Horan compares raising money late last year to “trying to pass a kidney stone the size of a bowling ball.” But Goodmail Systems, which could point to a 30-fold year-over-year increase in volume for its CertifiedEmail service, was able to make its case, and raised a total of $25 million from venture capitalists, including Bessemer Venture Partners.

David Cowan, a partner at Bessemer, says Goodmail was attractive because its service improves the effectiveness of e-mail, a low-cost communication vehicle that is especially appealing to marketers in a recession. And he says Bessemer seeks out companies, like Goodmail, that use capital efficiently. “We’re looking for Hondas, not BMWs,” Cowan says.

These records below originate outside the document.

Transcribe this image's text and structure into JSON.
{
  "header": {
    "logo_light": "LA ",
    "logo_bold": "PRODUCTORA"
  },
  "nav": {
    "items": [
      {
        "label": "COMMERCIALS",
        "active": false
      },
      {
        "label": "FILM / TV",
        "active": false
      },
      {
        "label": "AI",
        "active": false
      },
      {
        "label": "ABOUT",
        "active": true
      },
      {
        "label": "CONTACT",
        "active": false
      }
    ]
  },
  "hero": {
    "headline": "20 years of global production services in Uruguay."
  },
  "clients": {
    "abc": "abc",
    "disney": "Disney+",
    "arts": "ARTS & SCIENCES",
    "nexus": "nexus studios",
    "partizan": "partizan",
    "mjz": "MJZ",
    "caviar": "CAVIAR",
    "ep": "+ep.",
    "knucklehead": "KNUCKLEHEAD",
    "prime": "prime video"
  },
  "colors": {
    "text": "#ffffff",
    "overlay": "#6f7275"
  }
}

To prove it’s an economical little Honda, Goodmail cut its staff by 25% in November, renegotiated its rent and pushed back the development schedules for some new products, Horan says. “There will be a point when we have to catch up,” Horan says. “But the priority is to get to cash flow breakeven and profitability this year, and we’ll have to do that with the products we have.”

By the numbers

If the pressure is great on a company like Goodmail, which could demonstrate enough growth to raise $25 million in the middle of a deep recession, it’s even greater on many companies struggling to hit the milestones they’ve promised venture capitalist investors, says Miller of FitForCommerce. He says a vendor may be required to reach a goal, such as 20 deals in a year, in order to get more funding. That can lead them to make deals that are barely profitable.